En parallèle, les exploitants peuvent réclamer une indemnisation. « Pour cela il faut identifier une faute et un responsable », explique Caroline Varlet, avocate. Pour l’instant, le responsable de l’incendie n’est pas identifié, de même que tous les préjudices. « Certains sont évidents comme les pertes des exploitations ou les augmentations de charges. Mais d’autres pourraient survenir, si les restrictions devaient se poursuivre. On peut imaginer des conséquences durables sur les chiffres d’affaires. » L’avocate « conseille de se rapprocher de son assureur et de faire une déclaration de sinistre. Un recours en action collective, via les syndicats ou les filières, aura davantage de poids et pourra être ensuite déposé. »
Évaluer le danger
Un flou plane également sur la responsabilité de l’État. Car c’est le préfet qui a autorisé Lubrizol à accroître ses capacités de stockage de produits dangereux sans repasser par la case évaluation environnementale. Une conséquence des récentes mesures de simplification administrative et de « modernisation du droit de l’environnement ».
« Avant, tout projet concernant une installation soumise à autorisation, comme un site Seveso, donnait lieu à une évaluation environnementale avec étude d’impact, rappelle Marie-Pierre Maître, avocate en droit de l’environnement industriel.
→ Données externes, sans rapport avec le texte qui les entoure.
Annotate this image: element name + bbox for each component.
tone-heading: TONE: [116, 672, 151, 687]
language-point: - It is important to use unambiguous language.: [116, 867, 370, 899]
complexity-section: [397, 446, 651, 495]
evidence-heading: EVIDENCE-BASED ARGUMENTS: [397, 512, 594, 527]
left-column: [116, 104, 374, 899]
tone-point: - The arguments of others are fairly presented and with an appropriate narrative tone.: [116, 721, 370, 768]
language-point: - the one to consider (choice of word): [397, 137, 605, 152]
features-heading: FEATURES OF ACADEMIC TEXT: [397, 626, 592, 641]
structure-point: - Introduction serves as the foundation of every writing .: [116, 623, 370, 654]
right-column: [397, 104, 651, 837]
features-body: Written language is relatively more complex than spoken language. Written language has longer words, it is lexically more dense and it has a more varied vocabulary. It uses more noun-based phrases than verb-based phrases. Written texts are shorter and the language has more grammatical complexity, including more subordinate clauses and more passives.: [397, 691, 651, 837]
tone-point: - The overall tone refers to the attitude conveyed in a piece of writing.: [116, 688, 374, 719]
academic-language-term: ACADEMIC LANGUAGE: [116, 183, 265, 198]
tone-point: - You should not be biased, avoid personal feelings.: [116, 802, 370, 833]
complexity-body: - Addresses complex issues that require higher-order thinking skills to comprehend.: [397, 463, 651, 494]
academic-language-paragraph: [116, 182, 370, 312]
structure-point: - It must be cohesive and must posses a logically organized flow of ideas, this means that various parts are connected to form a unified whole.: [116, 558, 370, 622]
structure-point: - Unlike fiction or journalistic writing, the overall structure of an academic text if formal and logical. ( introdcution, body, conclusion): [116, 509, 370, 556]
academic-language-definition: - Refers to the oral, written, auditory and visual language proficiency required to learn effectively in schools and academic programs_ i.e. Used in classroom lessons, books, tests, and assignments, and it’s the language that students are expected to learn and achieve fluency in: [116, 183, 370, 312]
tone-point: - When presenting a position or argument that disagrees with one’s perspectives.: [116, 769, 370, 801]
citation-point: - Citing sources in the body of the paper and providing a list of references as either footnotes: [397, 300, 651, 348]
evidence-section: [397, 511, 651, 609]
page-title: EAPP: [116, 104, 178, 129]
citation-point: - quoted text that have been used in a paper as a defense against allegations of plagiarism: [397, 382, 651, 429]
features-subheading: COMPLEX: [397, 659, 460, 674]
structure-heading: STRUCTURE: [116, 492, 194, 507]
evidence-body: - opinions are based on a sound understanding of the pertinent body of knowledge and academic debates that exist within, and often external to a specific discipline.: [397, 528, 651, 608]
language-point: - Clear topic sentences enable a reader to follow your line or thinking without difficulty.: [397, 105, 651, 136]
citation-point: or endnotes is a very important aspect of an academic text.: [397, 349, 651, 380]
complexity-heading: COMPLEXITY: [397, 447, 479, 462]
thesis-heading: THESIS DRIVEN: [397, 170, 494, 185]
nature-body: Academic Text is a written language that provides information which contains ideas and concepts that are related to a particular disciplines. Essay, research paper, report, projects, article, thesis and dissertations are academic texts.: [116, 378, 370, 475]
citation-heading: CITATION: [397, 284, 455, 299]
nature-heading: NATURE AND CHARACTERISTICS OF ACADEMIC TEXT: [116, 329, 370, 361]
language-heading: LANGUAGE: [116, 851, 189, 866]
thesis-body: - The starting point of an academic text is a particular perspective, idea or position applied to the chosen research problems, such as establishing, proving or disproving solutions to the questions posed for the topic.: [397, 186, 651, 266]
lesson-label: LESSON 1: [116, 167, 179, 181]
Depuis un décret du 4 juin 2018, pour une modification ne faisant pas franchir de nouveau seuil de classement, la décision était prise au cas par cas pour certaines installations, dont les Seveso. L’autorité environnementale, indépendante, se prononçait sur la nécessité de refaire une étude d’impact. Mais depuis la loi ESSOC d’août 2018, c’est le préfet qui tranche. Il est d’ailleurs question de supprimer l’autorité environnementale : ce serait systématiquement au préfet de juger si une étude d’impact est nécessaire. »
En l’occurrence, Lubrizol étant déjà classée Seveso à haut risque, aucun nouveau seuil ne pouvait être franchi. Et par deux fois, le préfet a considéré que les augmentations de capacité envisagées (1) n’étaient « pas des modifications substantielles ». « Pour engager la responsabilité de l’État, il faudrait démontrer que la modification était de nature à augmenter les dangers et inconvénients », explique Marie-Pierre Maître. Mais, même si la modification ne nécessitait pas de nouveau dossier d’autorisation, le préfet pouvait demander à Lubrizol de produire une nouvelle étude de dangers. L’a-t-il fait ? Le gouvernement affirme que oui. Alors pourquoi les informations sur les produits ayant brûlé et les risques sanitaires, qui auraient dû être appréhendés par cette étude de dangers, ont-elles autant tardé ?
Les procédures qui s’ouvrent aujourd’hui pourront durer des années. Mais l’urgence est de permettre aux agriculteurs de maintenir leur outil de travail. B. Lafeuille et M. Salset
(1) D’après les arrêtés du préfet, il s’agissait tout de même de 1 600 t en plus de substances inflammables et d’un tonnage non précisé de trois catégoriesde produits à toxicité aiguë.